かなりいい音を鳴らしながら上原君の頭に紙束が叩き込まれる
雪斗「痛っつ…なに、どしたん?」
一色「何って…?寝てたよね?」
顔は笑っている。顔は…ね。目は笑ってないよ
英二「う…うん。とりあえず、一色ちゃん。代わりに答えてあげて」
一色「…はい。では、『異常な教義』を受け入れる人がいるかですね。はっきり言うと『います』。追い詰められたり、どうしようもなくなった人は何かに縋りたくなります。ですので、その対象を『異常な教義』の対象にすれば…どんなに異常でも信仰します」
英二「そうだね。それで、問題はその付け入るタイミングが完璧な点にあるんだよね。

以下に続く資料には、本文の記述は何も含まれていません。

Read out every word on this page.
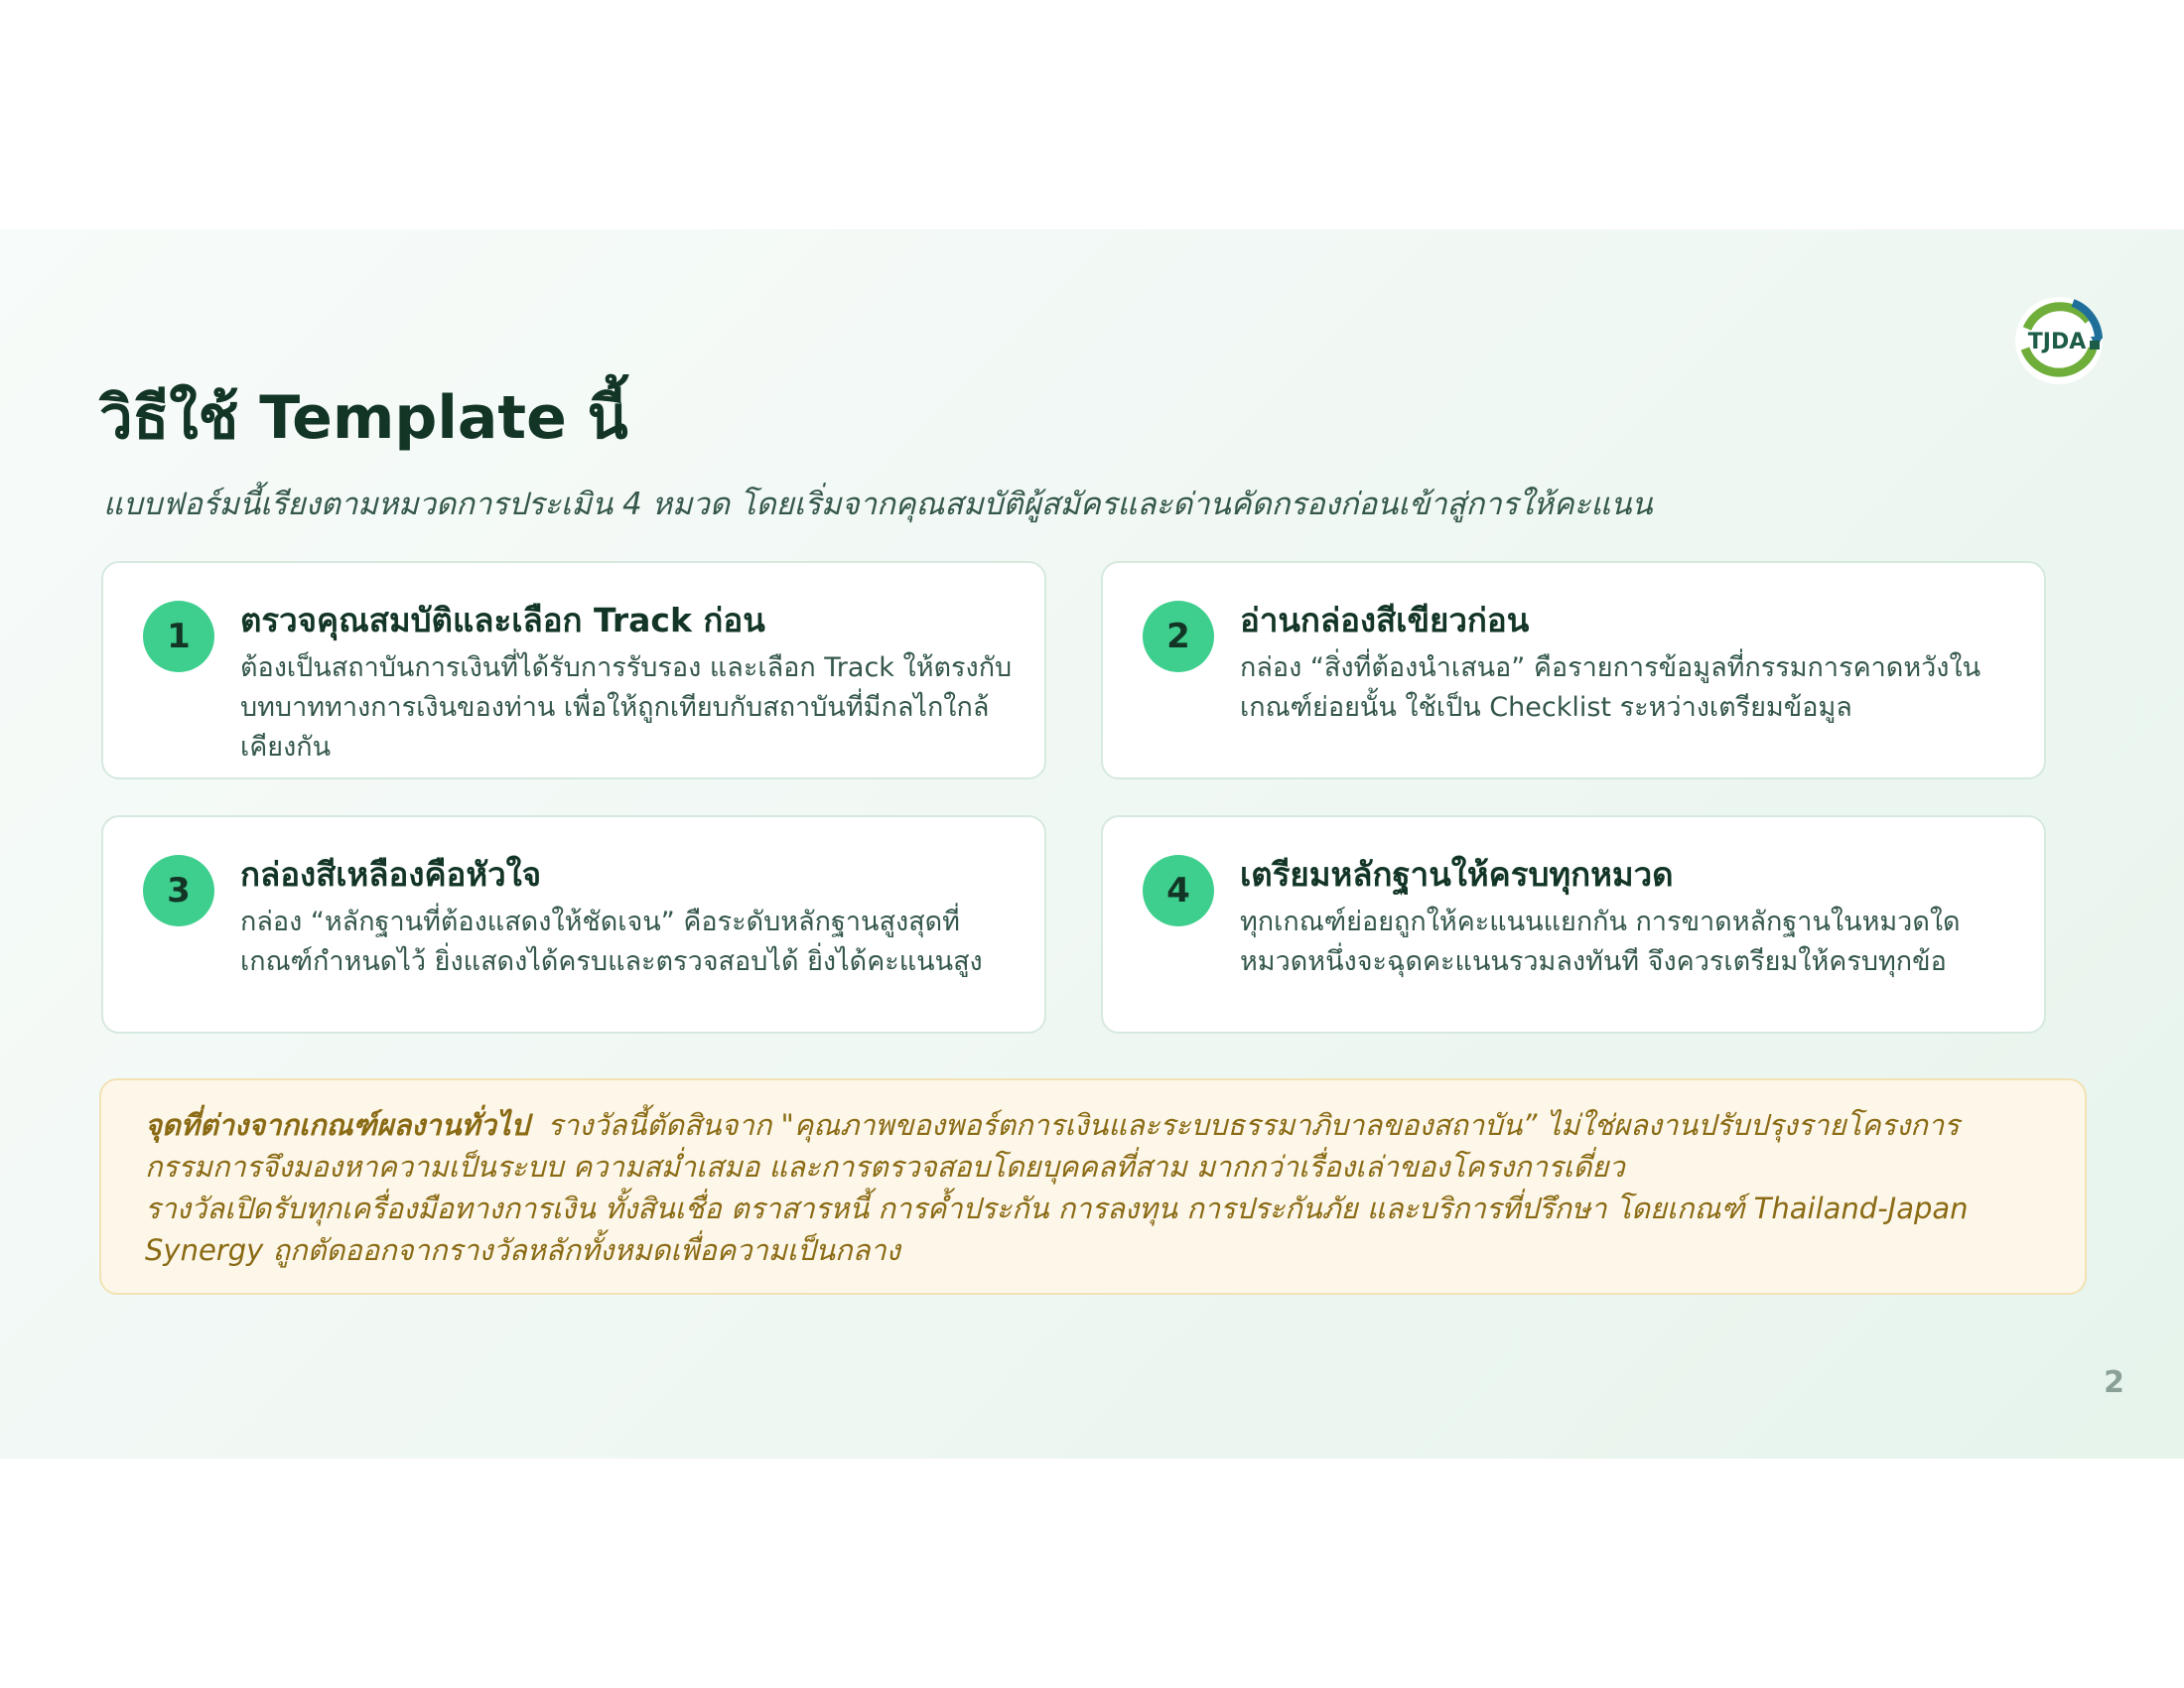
TJDA
วิธีใช้ Template นี้
แบบฟอร์มนี้เรียงตามหมวดการประเมิน 4 หมวด โดยเริ่มจากคุณสมบัติผู้สมัครและด่านคัดกรองก่อนเข้าสู่การให้คะแนน
1	ตรวจคุณสมบัติและเลือก Track ก่อน
ต้องเป็นสถาบันการเงินที่ได้รับการรับรอง และเลือก Track ให้ตรงกับบทบาททางการเงินของท่าน เพื่อให้ถูกเทียบกับสถาบันที่มีกลไกใกล้เคียงกัน
2	อ่านกล่องสีเขียวก่อน
กล่อง “สิ่งที่ต้องนำเสนอ” คือรายการข้อมูลที่กรรมการคาดหวังในเกณฑ์ย่อยนั้น ใช้เป็น Checklist ระหว่างเตรียมข้อมูล
3	กล่องสีเหลืองคือหัวใจ
กล่อง “หลักฐานที่ต้องแสดงให้ชัดเจน” คือระดับหลักฐานสูงสุดที่เกณฑ์กำหนดไว้ ยิ่งแสดงได้ครบและตรวจสอบได้ ยิ่งได้คะแนนสูง
4	เตรียมหลักฐานให้ครบทุกหมวด
ทุกเกณฑ์ย่อยถูกให้คะแนนแยกกัน การขาดหลักฐานในหมวดใดหมวดหนึ่งจะฉุดคะแนนรวมลงทันที จึงควรเตรียมให้ครบทุกข้อ
จุดที่ต่างจากเกณฑ์ผลงานทั่วไป รางวัลนี้ตัดสินจาก "คุณภาพของพอร์ตการเงินและระบบธรรมาภิบาลของสถาบัน” ไม่ใช่ผลงานปรับปรุงรายโครงการ กรรมการจึงมองหาความเป็นระบบ ความสม่ำเสมอ และการตรวจสอบโดยบุคคลที่สาม มากกว่าเรื่องเล่าของโครงการเดี่ยว
รางวัลเปิดรับทุกเครื่องมือทางการเงิน ทั้งสินเชื่อ ตราสารหนี้ การค้ำประกัน การลงทุน การประกันภัย และบริการที่ปรึกษา โดยเกณฑ์ Thailand-Japan Synergy ถูกตัดออกจากรางวัลหลักทั้งหมดเพื่อความเป็นกลาง
2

上手いんだ。とてつもなくね」
雪斗「それで、コロッといってしまうわけね」
千奈「それではコードマンとしての害は?」
英二「そうだね、ここからが本題だよ。敵の情報だ…資料開いて」
資料を広げる。相関図のようなモノが描かれている
英二「まず可能性が高いとされているのは、神の子どもとされている『神子 齋藤天草』続いて、枝分かれしている二人『救世主 セイヴァー齋藤』『聖母 マリア嶋浦』今確定しているのは二人ですが…彼らはそれぞれ勢力を持っている。セイヴァー齋藤、マリア嶋浦がそれぞれ2系統の勢力を束ねている。私自身この2系統のリーダーもコードマンではないかと思っている…」
よく見ると、枝分かれした4つに名前が書かれているが、マリア嶋浦の所の一つは名前がない
雪斗「造さん、これ名前無いとこが一つあるぞ」
英二「これは、名前がないんじゃないんだ。名前がわからなかったんだ…」
雪斗「それは…仕方がないな…」
英二「さて、この4系統には各々役割があるんだ。まずセイヴァー齋藤の2系統をA、Bにマリア嶋浦の系統をC、Dに。まずA系統は実力派の『粛清隊』。B系統は身辺保護やいざと言う時の守りの『親衛隊』。C系統は信仰者を増やし、親交を深める『布教隊』。信仰者の教育と教団の敵になりそうな重役の暗殺をする『暗殺隊』の以上四つだ。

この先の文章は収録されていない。